Given the overall slow rate of VA loss, VA is unlikely to be a sensitive outcome measure for treatment trials of Stargardt disease. However, given the faster decline in younger patients and those with no or mild visual impairment, VA may be a potential outcome measure for trials targeting such subgroups of patients. These observations will need to be assessed in a prospective study bearing in mind the inherent limitations of retrospective datasets.
研究斯塔加特病的特征与视力(VA)之间的关系,估计 VA 丧失的纵向速率,并确定 VA 丧失的危险因素。
回顾性、多中心队列研究。
共纳入来自美国和欧洲的 176 名(332 只眼)经分子和临床确诊的斯塔加特病患者。

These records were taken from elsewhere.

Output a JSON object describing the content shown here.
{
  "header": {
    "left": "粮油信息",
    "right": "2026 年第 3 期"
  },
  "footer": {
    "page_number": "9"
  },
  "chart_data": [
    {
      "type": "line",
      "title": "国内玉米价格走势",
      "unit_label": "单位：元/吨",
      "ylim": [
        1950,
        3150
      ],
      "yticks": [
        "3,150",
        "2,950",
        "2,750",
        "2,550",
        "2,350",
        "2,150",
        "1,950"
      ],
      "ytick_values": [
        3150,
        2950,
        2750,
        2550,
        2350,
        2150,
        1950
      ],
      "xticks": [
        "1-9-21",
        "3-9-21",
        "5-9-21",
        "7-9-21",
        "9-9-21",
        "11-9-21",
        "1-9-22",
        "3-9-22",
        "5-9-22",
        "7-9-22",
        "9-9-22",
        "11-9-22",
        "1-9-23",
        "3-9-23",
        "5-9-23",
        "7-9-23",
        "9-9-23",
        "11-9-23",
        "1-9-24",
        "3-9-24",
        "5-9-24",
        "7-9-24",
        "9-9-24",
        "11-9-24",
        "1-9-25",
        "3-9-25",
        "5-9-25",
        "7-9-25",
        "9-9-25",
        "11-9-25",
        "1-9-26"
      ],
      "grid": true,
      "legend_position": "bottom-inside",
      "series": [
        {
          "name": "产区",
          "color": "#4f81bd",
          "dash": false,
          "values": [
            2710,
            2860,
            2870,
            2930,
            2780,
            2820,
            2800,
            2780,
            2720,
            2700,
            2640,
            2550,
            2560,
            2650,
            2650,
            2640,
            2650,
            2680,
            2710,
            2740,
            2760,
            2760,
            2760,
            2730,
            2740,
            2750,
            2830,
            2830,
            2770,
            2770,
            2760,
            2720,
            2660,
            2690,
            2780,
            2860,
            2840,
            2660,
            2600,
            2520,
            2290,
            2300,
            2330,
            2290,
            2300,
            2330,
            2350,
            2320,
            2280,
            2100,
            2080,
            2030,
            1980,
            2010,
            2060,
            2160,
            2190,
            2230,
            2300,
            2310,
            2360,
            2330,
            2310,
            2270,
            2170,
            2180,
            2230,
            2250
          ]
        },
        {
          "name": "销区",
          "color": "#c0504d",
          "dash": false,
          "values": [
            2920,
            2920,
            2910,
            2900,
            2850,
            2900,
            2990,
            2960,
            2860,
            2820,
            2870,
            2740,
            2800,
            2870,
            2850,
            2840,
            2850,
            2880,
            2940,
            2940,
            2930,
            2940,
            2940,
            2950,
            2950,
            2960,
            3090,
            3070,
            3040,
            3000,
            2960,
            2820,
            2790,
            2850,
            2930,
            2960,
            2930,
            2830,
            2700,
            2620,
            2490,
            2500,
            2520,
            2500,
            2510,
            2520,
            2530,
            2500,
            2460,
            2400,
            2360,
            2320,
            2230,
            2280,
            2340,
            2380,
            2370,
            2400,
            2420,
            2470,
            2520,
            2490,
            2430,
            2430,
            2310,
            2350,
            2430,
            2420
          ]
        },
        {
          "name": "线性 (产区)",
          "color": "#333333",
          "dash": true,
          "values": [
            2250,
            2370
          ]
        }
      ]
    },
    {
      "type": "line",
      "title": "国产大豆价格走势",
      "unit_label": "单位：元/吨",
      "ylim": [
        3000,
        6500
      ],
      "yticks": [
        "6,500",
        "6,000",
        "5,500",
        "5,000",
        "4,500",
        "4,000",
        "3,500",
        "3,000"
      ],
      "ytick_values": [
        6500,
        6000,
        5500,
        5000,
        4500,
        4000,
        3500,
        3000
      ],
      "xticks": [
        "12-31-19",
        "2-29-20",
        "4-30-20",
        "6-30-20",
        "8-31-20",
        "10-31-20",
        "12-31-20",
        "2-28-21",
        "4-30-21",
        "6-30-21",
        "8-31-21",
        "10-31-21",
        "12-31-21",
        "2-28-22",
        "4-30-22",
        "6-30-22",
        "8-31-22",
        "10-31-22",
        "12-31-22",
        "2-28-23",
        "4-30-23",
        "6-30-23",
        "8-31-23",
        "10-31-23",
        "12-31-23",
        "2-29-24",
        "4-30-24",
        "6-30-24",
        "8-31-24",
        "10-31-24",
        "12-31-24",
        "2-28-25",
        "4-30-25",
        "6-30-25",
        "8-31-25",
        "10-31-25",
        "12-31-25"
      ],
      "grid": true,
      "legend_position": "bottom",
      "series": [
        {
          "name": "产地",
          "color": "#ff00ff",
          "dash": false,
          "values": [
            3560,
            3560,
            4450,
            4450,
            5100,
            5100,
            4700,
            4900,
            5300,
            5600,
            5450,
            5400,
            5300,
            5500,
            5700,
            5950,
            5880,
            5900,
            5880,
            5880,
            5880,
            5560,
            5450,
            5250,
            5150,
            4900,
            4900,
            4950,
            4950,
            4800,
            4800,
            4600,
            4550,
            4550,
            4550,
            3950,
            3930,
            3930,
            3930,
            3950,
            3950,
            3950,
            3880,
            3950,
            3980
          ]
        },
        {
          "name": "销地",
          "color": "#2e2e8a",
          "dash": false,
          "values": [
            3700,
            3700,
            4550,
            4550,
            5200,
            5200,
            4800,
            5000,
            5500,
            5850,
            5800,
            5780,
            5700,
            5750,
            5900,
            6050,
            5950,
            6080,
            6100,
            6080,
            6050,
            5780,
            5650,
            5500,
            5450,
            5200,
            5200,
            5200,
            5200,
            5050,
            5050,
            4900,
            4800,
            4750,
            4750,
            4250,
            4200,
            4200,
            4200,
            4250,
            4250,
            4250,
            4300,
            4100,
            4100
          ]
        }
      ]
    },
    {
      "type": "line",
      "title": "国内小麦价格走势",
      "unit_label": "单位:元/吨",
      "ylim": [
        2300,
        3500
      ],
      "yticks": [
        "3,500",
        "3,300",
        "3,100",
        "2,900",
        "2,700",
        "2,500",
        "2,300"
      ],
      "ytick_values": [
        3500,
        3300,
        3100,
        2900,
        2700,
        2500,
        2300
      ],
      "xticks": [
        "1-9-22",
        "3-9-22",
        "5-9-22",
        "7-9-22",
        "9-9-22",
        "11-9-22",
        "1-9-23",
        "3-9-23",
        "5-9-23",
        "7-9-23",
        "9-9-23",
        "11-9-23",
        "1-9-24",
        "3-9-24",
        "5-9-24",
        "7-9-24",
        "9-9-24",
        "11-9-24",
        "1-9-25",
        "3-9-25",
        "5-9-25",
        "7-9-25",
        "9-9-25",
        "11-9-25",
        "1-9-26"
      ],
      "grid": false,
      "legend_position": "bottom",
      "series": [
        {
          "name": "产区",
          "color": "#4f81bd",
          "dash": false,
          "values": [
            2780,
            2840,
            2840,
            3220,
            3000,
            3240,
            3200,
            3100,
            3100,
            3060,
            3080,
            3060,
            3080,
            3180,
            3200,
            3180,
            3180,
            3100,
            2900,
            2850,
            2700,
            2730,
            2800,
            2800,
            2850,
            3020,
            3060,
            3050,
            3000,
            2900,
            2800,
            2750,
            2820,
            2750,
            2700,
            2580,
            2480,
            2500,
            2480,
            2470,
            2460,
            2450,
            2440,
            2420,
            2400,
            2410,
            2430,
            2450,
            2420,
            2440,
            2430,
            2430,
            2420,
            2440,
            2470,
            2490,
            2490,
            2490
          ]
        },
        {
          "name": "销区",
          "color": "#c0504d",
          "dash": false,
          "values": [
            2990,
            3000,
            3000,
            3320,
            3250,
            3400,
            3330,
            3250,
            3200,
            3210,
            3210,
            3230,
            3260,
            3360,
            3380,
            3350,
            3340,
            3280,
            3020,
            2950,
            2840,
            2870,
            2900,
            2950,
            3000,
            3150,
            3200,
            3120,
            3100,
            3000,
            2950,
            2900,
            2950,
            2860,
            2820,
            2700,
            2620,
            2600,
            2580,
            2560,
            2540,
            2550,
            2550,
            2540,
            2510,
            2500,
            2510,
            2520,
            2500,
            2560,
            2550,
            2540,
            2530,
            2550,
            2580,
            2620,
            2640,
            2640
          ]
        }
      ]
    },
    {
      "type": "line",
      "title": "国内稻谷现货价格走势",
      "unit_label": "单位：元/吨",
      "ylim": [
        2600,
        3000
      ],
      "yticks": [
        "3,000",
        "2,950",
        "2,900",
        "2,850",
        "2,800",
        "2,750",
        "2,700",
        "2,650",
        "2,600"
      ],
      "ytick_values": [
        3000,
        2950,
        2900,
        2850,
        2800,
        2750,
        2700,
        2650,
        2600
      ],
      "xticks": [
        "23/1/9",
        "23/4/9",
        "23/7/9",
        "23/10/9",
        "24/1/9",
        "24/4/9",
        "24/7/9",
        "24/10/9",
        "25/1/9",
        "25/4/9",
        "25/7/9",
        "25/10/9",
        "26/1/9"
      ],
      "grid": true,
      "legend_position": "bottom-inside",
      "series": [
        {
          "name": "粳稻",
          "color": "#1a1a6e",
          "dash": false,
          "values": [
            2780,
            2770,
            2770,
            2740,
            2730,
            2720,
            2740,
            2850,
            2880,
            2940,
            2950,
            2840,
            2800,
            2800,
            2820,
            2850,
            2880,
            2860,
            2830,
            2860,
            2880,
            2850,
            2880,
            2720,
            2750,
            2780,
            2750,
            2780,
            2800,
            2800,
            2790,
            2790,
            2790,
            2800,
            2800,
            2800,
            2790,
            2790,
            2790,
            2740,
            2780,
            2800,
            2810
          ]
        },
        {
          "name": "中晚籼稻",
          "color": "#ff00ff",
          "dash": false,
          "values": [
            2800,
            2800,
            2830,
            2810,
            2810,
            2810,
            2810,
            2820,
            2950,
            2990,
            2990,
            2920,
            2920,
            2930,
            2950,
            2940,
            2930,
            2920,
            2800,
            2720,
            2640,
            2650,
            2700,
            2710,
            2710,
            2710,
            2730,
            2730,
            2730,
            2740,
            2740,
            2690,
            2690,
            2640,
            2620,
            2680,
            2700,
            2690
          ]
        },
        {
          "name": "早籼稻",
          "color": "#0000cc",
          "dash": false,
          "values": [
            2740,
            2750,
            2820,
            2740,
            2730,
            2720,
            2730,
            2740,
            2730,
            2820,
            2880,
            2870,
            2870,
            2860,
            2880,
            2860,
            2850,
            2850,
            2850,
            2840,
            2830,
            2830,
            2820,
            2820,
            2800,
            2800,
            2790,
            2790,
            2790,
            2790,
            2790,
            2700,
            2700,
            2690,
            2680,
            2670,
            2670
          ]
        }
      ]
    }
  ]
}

使用标准化数据报告表从病历中收集参与者特征和最佳矫正或表现 VA 的回顾性数据。使用广义估计方程的线性模型来估计横断面相关性,使用线性混合效应模型来估计纵向 VA 丧失。
VA 的年变化。
中位观察时间为 3.6 年。在基线时,发病年龄较大与 VA 较好相关,而症状持续时间较长与 VA 较差相关。纵向分析估计总体上每年平均丧失 0.3 行(P < 0.0001),但速率根据基线 VA 而有所不同:(1)基线 VA ≥20/25(N = 53)的眼每年下降约 1.0 行;(2)VA 在 20/25 至 20/70 之间(N = 65)的眼每年下降约 0.9 行;(3)VA 在 20/70 至 20/200 之间(N = 163)的眼每年下降 0.2 行;(4)VA 差于 20/200(n = 49)的眼每年提高 0.5 行。发病年龄较大与 VA 丧失较慢相关:发病年龄 >30 岁的患者每年 VA 变化慢 0.4 行(P = 0.01),而发病年龄 ≤14 岁的患者每年 VA 变化快 0.4 行。
鉴于 VA 丧失的总体速度较慢,VA 不太可能成为斯塔加特病治疗试验的敏感结局指标。然而,鉴于年轻患者和无或轻度视力损害患者的 VA 下降较快,VA 可能是针对此类患者亚组的试验的潜在结局指标。这些观察结果需要在一项前瞻性研究中进行评估,同时考虑到回顾性数据集固有的局限性。